How can companies move from ESG goals to real action to ensure they are meeting stakeholder demands ahead of 2030?

First, it’s important to start with a focus on transparency and governance: Transparency, through publicly reporting performance according to commonly accepted standards, allows tracking of progress and creates accountability. That, coupled with senior level oversight, helps to focus attention from the right level of management on the areas needing action

Next, it’s important to think about how a company can use its “superpowers” to effect change. At Deloitte, for example, we recognize our pool of talented professionals across the globe as one of our superpowers. So we’re rolling out a training program to equip all 330,000 of our professionals worldwide with the knowledge, tools, and inspiration they need to act on climate change, starting with our #iAct campaign in April which will be followed with more structured learning in May. By educating our professionals on their own impact — including the impacts resulting from of what they consume, use, and buy — we will enable them to take action at home and through their work, and create a multiplier effect as they influence others.

Additionally, part of our carbon goals includes having 67% of our suppliers set science-based targets, similar to how we at Deloitte have set our own science-based targets. So, we’re working to influence not only our own community, but also the broader community of our suppliers.

Over the long term (next 20-30 years), what do you see as the biggest ESG issues facing organizations worldwide?

I think the biggest ESG issue is how to really embed ESG, so that it’s not a niche initiative, but strongly rooted in all parts of a company’s overall business strategy. To do this, executives and boards need to have a solid understanding of ESG so they are as comfortable and conversant considering ESG issues as they are financial issues.

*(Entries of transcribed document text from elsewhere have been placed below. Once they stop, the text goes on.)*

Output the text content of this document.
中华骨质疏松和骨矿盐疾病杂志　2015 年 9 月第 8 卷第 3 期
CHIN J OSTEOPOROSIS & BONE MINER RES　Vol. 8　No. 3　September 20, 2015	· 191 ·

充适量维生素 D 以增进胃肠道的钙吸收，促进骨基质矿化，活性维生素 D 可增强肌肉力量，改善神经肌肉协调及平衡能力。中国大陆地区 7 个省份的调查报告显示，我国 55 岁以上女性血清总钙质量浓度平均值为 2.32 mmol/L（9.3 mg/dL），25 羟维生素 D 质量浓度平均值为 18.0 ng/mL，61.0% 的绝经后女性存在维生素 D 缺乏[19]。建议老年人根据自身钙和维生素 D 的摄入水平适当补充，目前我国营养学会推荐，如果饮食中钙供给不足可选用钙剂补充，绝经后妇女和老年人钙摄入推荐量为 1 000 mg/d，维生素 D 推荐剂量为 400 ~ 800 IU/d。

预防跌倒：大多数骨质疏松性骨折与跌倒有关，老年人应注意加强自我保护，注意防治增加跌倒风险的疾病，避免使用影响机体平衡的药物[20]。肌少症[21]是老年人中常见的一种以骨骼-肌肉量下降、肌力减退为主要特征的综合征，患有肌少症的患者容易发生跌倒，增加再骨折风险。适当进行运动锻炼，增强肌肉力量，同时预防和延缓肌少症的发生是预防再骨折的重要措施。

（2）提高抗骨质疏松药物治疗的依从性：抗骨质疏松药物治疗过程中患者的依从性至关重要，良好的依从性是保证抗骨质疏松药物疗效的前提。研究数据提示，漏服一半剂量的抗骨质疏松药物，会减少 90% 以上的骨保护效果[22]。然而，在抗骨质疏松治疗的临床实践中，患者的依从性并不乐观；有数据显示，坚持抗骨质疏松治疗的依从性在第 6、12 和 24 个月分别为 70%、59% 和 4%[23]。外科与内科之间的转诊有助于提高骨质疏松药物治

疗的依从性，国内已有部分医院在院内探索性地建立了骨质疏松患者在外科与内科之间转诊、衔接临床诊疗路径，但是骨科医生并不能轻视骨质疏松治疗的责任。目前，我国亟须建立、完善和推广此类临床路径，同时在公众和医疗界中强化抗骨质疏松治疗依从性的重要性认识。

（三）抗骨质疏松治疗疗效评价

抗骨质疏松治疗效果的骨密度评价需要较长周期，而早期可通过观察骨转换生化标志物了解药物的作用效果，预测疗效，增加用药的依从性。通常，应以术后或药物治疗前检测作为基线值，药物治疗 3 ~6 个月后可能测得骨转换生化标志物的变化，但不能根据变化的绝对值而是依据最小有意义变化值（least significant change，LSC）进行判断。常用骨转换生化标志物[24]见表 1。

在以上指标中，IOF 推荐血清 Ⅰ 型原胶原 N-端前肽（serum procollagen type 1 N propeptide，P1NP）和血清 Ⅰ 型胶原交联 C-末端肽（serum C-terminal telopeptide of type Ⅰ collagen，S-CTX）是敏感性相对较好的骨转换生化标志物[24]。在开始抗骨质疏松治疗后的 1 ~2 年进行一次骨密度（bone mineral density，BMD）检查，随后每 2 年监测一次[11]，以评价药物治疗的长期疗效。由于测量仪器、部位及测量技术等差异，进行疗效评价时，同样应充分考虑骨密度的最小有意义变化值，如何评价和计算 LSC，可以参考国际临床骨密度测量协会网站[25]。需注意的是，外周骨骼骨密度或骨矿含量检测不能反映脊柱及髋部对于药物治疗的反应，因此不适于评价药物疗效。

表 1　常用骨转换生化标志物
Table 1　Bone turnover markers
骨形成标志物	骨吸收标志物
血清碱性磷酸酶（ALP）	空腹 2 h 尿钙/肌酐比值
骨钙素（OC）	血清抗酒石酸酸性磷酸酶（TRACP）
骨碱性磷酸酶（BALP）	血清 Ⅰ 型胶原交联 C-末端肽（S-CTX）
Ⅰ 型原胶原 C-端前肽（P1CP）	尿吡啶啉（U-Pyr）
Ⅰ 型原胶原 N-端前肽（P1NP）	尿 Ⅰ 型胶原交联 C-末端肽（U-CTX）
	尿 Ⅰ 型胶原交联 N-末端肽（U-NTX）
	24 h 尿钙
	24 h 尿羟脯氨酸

This not only applies to the “E” part of “ESG” but to the “S” as well. On the societal side, many companies have more years of experience in discussing these topics than on the environmental side, but even for societal issues – for example, take some of the recent discussions around diversity, equity and inclusion – leaders need to understand how those aspects should be considered in driving the business strategy and management decisions, and that will come from ESG becoming truly embedded in corporate culture.